The bulk of the Bank credit goes to such individual enterprises (96 per cent in 1986), but since 1982, when collective loans were first allowed, some loans have been given for joint ventures, most of them to men and over half to improve irrigation for crop production. But some women's groups - or even sometimes an entire Centre - have taken funds to start such activities as paddy husking, weaving, and pottery making. In 1985, just under 4 per cent of all loans to women were for collective efforts. Although some have been reasonably successful, a number have encountered problems of organization, fair sharing of work and profits, and timely loan repayment.
Much more is needed. A recent survey of the impact of the Grameen Bank indicates that by all measures - incidence of gainful employment, level of income, accumulation of working capital, level of indebtedness to local moneylenders and general standard of living - women who have taken out loans are, in general, significantly better off than those who have not.1 None have become wealthy or even, by most standards, comfortably secure, but the number living in absolute poverty has been notably reduced. In the villages surveyed, approximately a third of the Grameen Bank members had incomes which compelled them to live in extreme poverty, against almost twice that number among those who were not members.

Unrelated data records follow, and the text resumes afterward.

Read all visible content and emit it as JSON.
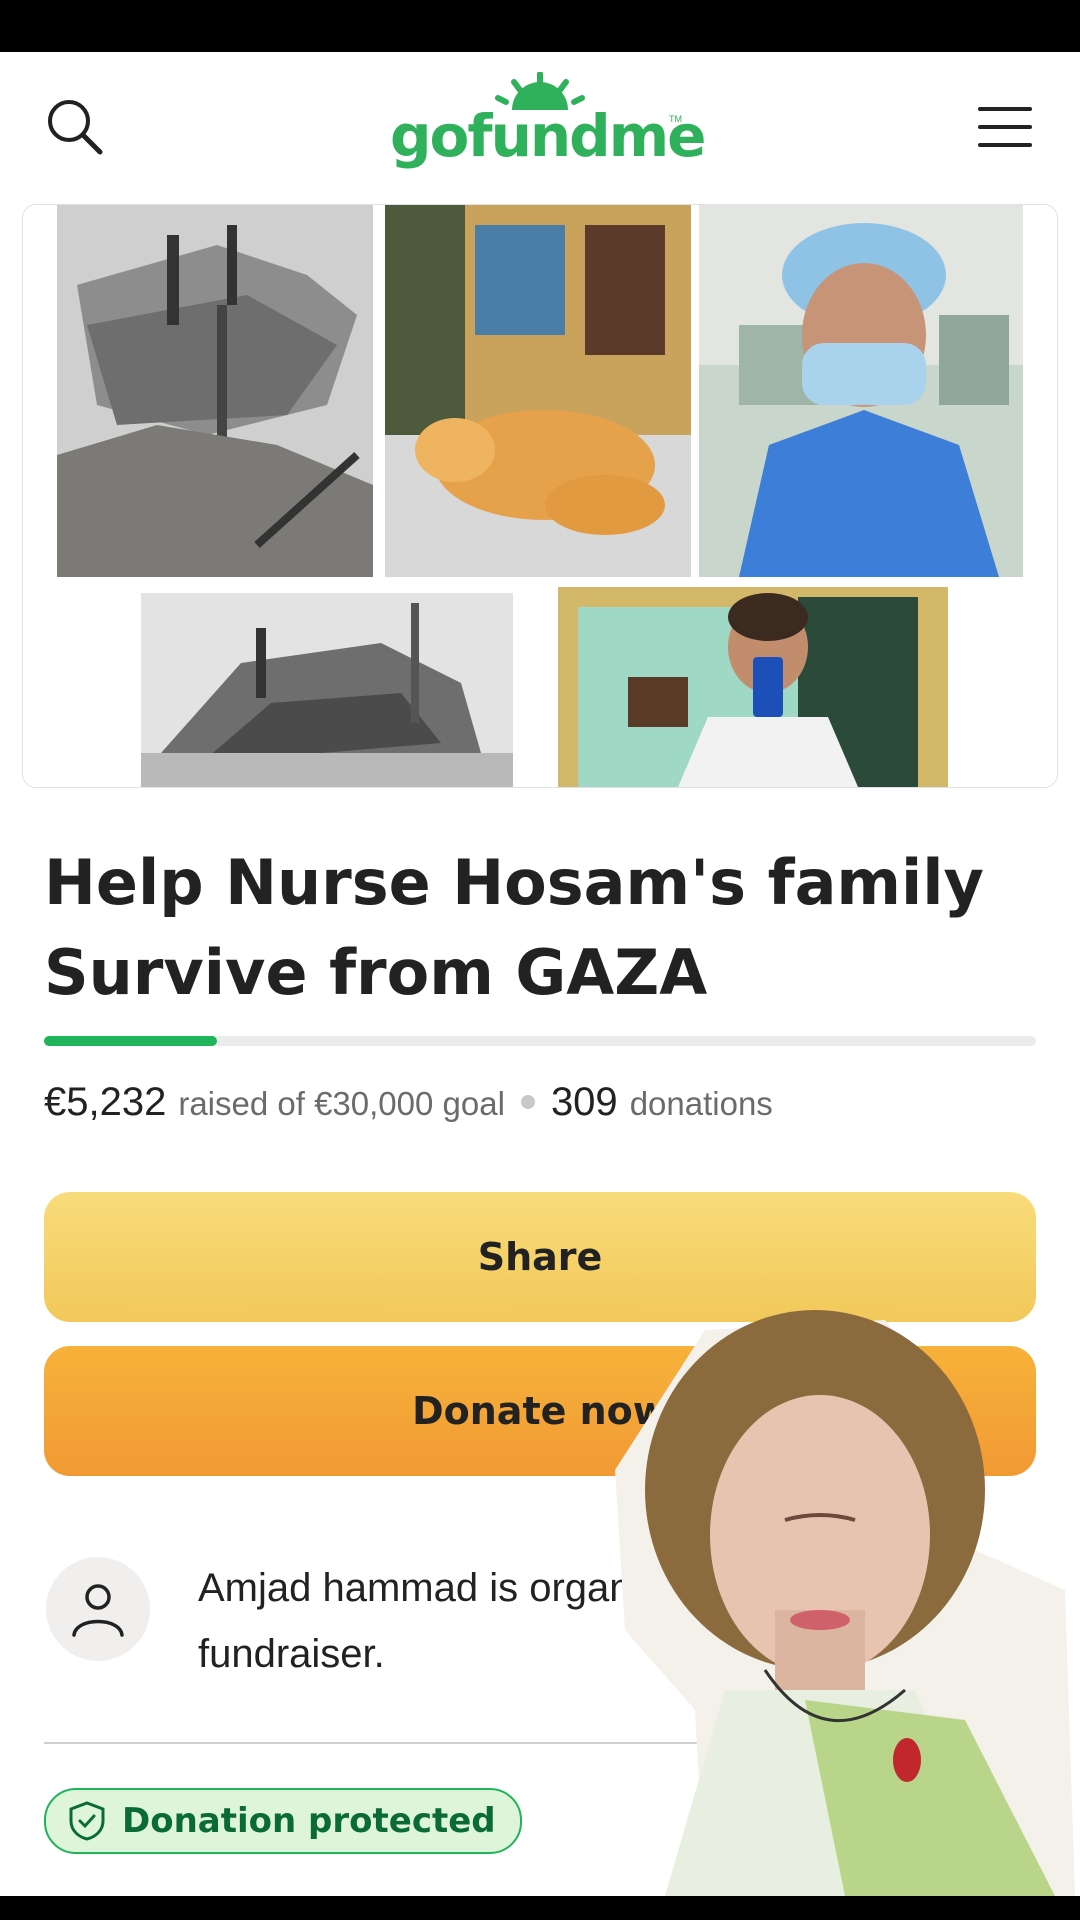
{
  "header": {
    "logo_text": "gofundme",
    "logo_tm": "TM"
  },
  "campaign": {
    "title": "Help Nurse Hosam's family Survive from GAZA",
    "progress_fraction": 0.1744
  },
  "stats": {
    "raised": "€5,232",
    "raised_suffix": "raised of €30,000 goal",
    "donation_count": "309",
    "donation_suffix": "donations"
  },
  "actions": {
    "share_label": "Share",
    "donate_label": "Donate now"
  },
  "organizer": {
    "text": "Amjad hammad is organ fundraiser."
  },
  "protection": {
    "badge_label": "Donation protected"
  },
  "colors": {
    "brand_green": "#2fb15b",
    "share_yellow": "#f5d26a",
    "donate_orange": "#f4a737"
  },
  "icons": [
    "search-icon",
    "menu-icon",
    "user-icon",
    "shield-icon"
  ]
}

The Grameen Bank has shown that rural credit can be effectively delivered to women and can help them make a meaningful improvement in their economic and social conditions. Although it is not a panacea for all the ills of poverty and despair, it can supply a means for women to become more self-reliant and self-confident, better able to provide for themselves and their families, better prepared to take an active hand in shaping their future. But it should be remembered that, for all its innovative approaches and rapid expansion, the Grameen Bank is able to serve only a tiny handful of all the country's women. Tens of millions still face the dark prospect of a life described with stark eloquence by one woman in the Rangpur district: "Today there is no food, no clothes. Because of the lack of things, women have lost their value. We have no worth left. What we need, we cannot have. What we want, we cannot get. There is nothing for us to live for."